The use of both BMI and TMI represents a methodological strength, as TMI provides a more age-independent and stable estimate of body composition among young adults [7]. Additionally, the relatively large sample size and use of a validated academic stress scale enhance the reliability of the findings. Nonetheless, several important limitations must be acknowledged. First, the cross-sectional design precludes inference of causality between stress, sociodemographic factors and adiposity. Second, the reliance on self-reported anthropometric data introduces potential measurement bias, as participants may underestimate their weight or overestimate their height. Third, the lack of behavioral and lifestyle data (e.g., diet, exercise and sleep) limits the ability to interpret the mechanisms underlying the observed associations. Lastly, the sample was drawn primarily from major universities in the Western region, which may restrict the generalizability of findings to other Saudi university populations.
Despite these limitations, this study contributes valuable regional evidence by showing that academic stress does not appear to influence body composition among Saudi university students, while modest associations exist for select sociodemographic variables. Importantly, the very low R2 values emphasize that the examined predictors explain only a small portion of variation in BMI and TMI, suggesting that other unmeasured biological, psychological and environmental factors likely play stronger roles.

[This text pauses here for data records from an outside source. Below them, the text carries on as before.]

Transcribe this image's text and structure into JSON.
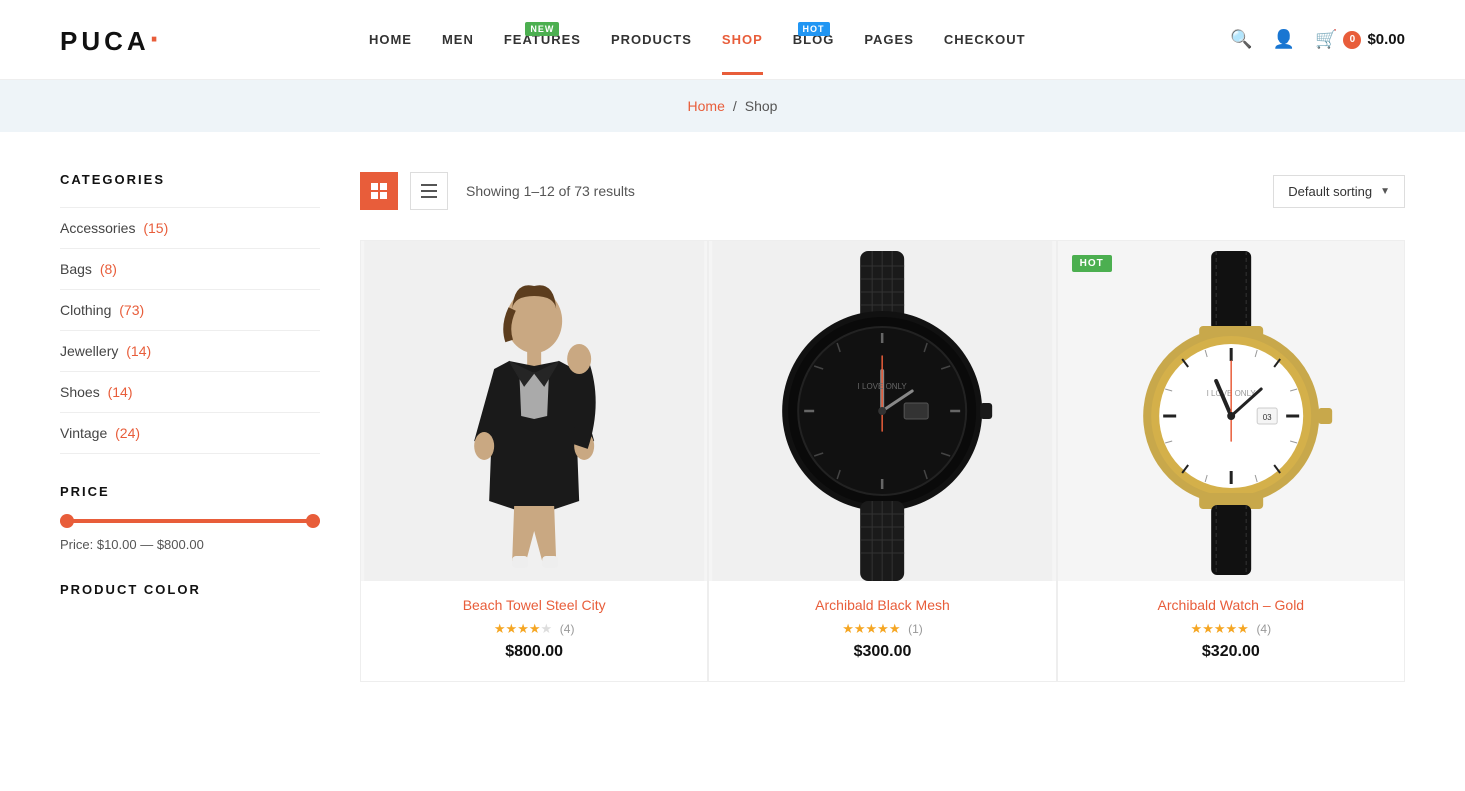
{
  "header": {
    "logo": "PUCA",
    "nav": [
      {
        "label": "HOME",
        "active": false,
        "badge": null
      },
      {
        "label": "MEN",
        "active": false,
        "badge": null
      },
      {
        "label": "FEATURES",
        "active": false,
        "badge": {
          "text": "NEW",
          "type": "green"
        }
      },
      {
        "label": "PRODUCTS",
        "active": false,
        "badge": null
      },
      {
        "label": "SHOP",
        "active": true,
        "badge": null
      },
      {
        "label": "BLOG",
        "active": false,
        "badge": {
          "text": "HOT",
          "type": "blue"
        }
      },
      {
        "label": "PAGES",
        "active": false,
        "badge": null
      },
      {
        "label": "CHECKOUT",
        "active": false,
        "badge": null
      }
    ],
    "cart_count": "0",
    "cart_total": "$0.00"
  },
  "breadcrumb": {
    "home_label": "Home",
    "separator": "/",
    "current": "Shop"
  },
  "sidebar": {
    "categories_title": "CATEGORIES",
    "categories": [
      {
        "name": "Accessories",
        "count": "(15)"
      },
      {
        "name": "Bags",
        "count": "(8)"
      },
      {
        "name": "Clothing",
        "count": "(73)"
      },
      {
        "name": "Jewellery",
        "count": "(14)"
      },
      {
        "name": "Shoes",
        "count": "(14)"
      },
      {
        "name": "Vintage",
        "count": "(24)"
      }
    ],
    "price_title": "PRICE",
    "price_label": "Price: $10.00 — $800.00",
    "price_min": "$10.00",
    "price_max": "$800.00",
    "product_color_title": "PRODUCT COLOR"
  },
  "toolbar": {
    "results_text": "Showing 1–12 of 73 results",
    "sort_label": "Default sorting"
  },
  "products": [
    {
      "name": "Beach Towel Steel City",
      "price": "$800.00",
      "stars": 4,
      "review_count": "(4)",
      "hot_badge": false,
      "type": "clothing"
    },
    {
      "name": "Archibald Black Mesh",
      "price": "$300.00",
      "stars": 5,
      "review_count": "(1)",
      "hot_badge": false,
      "type": "watch_black"
    },
    {
      "name": "Archibald Watch – Gold",
      "price": "$320.00",
      "stars": 5,
      "review_count": "(4)",
      "hot_badge": true,
      "type": "watch_gold"
    }
  ]
}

This study found that academic stress, as measured by the Perceived Academic Stress scale, was not a significant predictor of either Body Mass Index (BMI) or Tri-Ponderal Mass Index (TMI) among university students in Western Saudi Arabia. Instead, gender, age and employment status emerged as statistically significant but weak predictors of body composition. Given the minimal variance explained by these models, the practical significance of these associations is limited.
Future research should adopt longitudinal designs incorporating objective anthropometric measurements and behavioral mediators such as diet, sleep and physical activity to better understand the pathways linking stress and adiposity. University-based obesity prevention programs should thus prioritize modifiable lifestyle and environmental factors rather than focusing solely on psychological stress.
Acknowledgement
The authors sincerely thank all participating university students for their valuable time and contribution to this study. Appreciation is also extended to the College of Public Health and Health Informatics, Umm Al-Qura University, for facilitating ethical review and logistical support throughout the research process.
Conflicts of Interest
The authors declare that there are no conflicts of interest regarding the publication of this article. No financial, personal or institutional relationships were present that could be perceived as influencing the work reported in this paper.
Ethical Approval and Consent to Participate
The study protocol was reviewed and approved by the Institutional Review Board of Umm Al-Qura University, Makkah, Saudi Arabia (IRB approval number available upon request). This study has been ethically approved by the institutional ethical committee (CCBE150321).